Streamiz trial: 2 years in prison and a fine of 83.6 million euros

It was one of the most popular illegal streaming sites in France. Its fugitive administrator was heavily condemned by the Nanterre court.

A 41-year-old man was sentenced this Monday in his absence, in Nanterre (Hauts-de-Seine), to two years in prison and more than 80 million euros in damages for having administered a streaming site illegal, we learned Tuesday from corroborating sources.

The defendant, on the run, was found guilty of "counterfeiting" and "concealed work". He will have to pay 83.6 million euros in damages to the civil parties, two professional unions, Disney, 20th Century Fox, Warner Bros. and the Society of Authors, Composers and Music Publishers (Sacem) in particular.

The offender managed a film distribution platform called "Streamiz", the second most popular streaming site in France in 2011 with an average of 250,000 unique visitors per day, said the lawyer for Sacem. The site, which has since been closed, offered around 40,000 films, some of which had not yet been released on DVD and which had a total of 500 million views, according to the same source.

After a complaint from the National Federation of Film Distributors (FNDF) in December 2009, investigators had found the trace of the defendant in 2011 in Hauts-de-Seine, according to a source familiar with the matter.

A defendant on the run

The suspect was arrested in October 2011 as he left his home in Montrouge with, in his backpack, nearly 30,000 euros in cash concealed in socks.

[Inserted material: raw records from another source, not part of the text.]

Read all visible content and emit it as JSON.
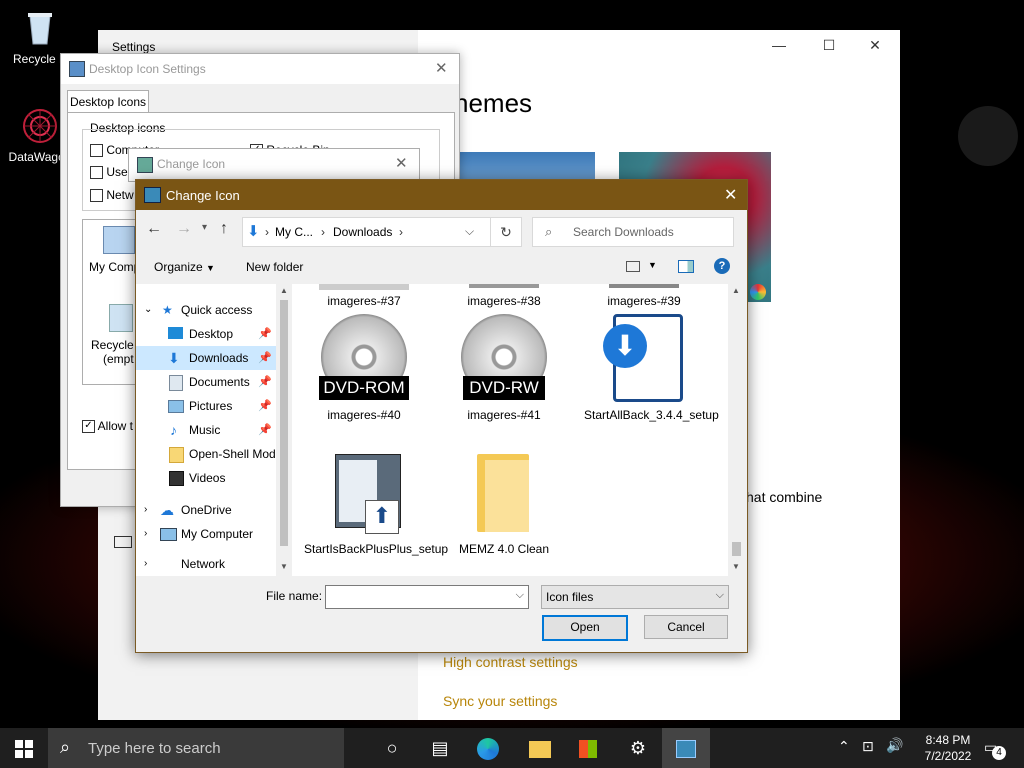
{
  "desktop": {
    "icons": [
      {
        "label": "Recycle B"
      },
      {
        "label": "DataWagon"
      }
    ]
  },
  "settings": {
    "title": "Settings",
    "heading": "hemes",
    "partial_text": "hat combine",
    "links": [
      "High contrast settings",
      "Sync your settings"
    ]
  },
  "desktop_icon_settings": {
    "title": "Desktop Icon Settings",
    "tab": "Desktop Icons",
    "group": "Desktop icons",
    "checkboxes": [
      {
        "label": "Computer",
        "checked": false
      },
      {
        "label": "User",
        "checked": false
      },
      {
        "label": "Netw",
        "checked": false
      },
      {
        "label": "Recycle Bin",
        "checked": true
      }
    ],
    "preview": [
      {
        "label": "My Comp"
      },
      {
        "label": "Recycle"
      },
      {
        "label": "(empt"
      }
    ],
    "allow": "Allow t"
  },
  "change_icon_back": {
    "title": "Change Icon"
  },
  "dialog": {
    "title": "Change Icon",
    "breadcrumb": [
      "My C...",
      "Downloads"
    ],
    "search_placeholder": "Search Downloads",
    "toolbar": {
      "organize": "Organize",
      "new_folder": "New folder"
    },
    "nav": [
      {
        "label": "Quick access",
        "level": 0,
        "pinned": false,
        "selected": false
      },
      {
        "label": "Desktop",
        "level": 1,
        "pinned": true,
        "selected": false
      },
      {
        "label": "Downloads",
        "level": 1,
        "pinned": true,
        "selected": true
      },
      {
        "label": "Documents",
        "level": 1,
        "pinned": true,
        "selected": false
      },
      {
        "label": "Pictures",
        "level": 1,
        "pinned": true,
        "selected": false
      },
      {
        "label": "Music",
        "level": 1,
        "pinned": true,
        "selected": false
      },
      {
        "label": "Open-Shell Mod",
        "level": 1,
        "pinned": false,
        "selected": false
      },
      {
        "label": "Videos",
        "level": 1,
        "pinned": false,
        "selected": false
      },
      {
        "label": "OneDrive",
        "level": 0,
        "pinned": false,
        "selected": false
      },
      {
        "label": "My Computer",
        "level": 0,
        "pinned": false,
        "selected": false
      },
      {
        "label": "Network",
        "level": 0,
        "pinned": false,
        "selected": false
      }
    ],
    "files": [
      {
        "label": "imageres-#37"
      },
      {
        "label": "imageres-#38"
      },
      {
        "label": "imageres-#39"
      },
      {
        "label": "imageres-#40",
        "disc": "DVD-ROM"
      },
      {
        "label": "imageres-#41",
        "disc": "DVD-RW"
      },
      {
        "label": "StartAllBack_3.4.4_setup"
      },
      {
        "label": "StartIsBackPlusPlus_setup"
      },
      {
        "label": "MEMZ 4.0 Clean"
      }
    ],
    "file_name_label": "File name:",
    "file_name_value": "",
    "filter": "Icon files",
    "open": "Open",
    "cancel": "Cancel"
  },
  "taskbar": {
    "search_placeholder": "Type here to search",
    "time": "8:48 PM",
    "date": "7/2/2022",
    "notifications": "4"
  }
}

Summoned by the examining magistrate, the defendant did not appear. He was still at large on Monday when he was sentenced. The court upheld the effects of the arrest warrant issued against him.

The investigation revealed that the defendant had earned in just under two years around 150,000 euros in advertising revenue, and documents showing the existence of accounts abroad were found, according to the same source.

A condemnation of "pirates" for example

His conviction allows "to mark the spirits and to show the concrete importance of the damage caused by these sites", explained Me Christian Soulié, lawyer of the civil parties. His conviction could only be "the first step" as the defendant was not present or represented by a lawyer, he added.

"It is a patent case of commercial counterfeiting" based on a "very structured" system, declared David El Sayegh, secretary-general of Sacem. His conviction "sends a very clear message: there will be no impunity for pirates," he added.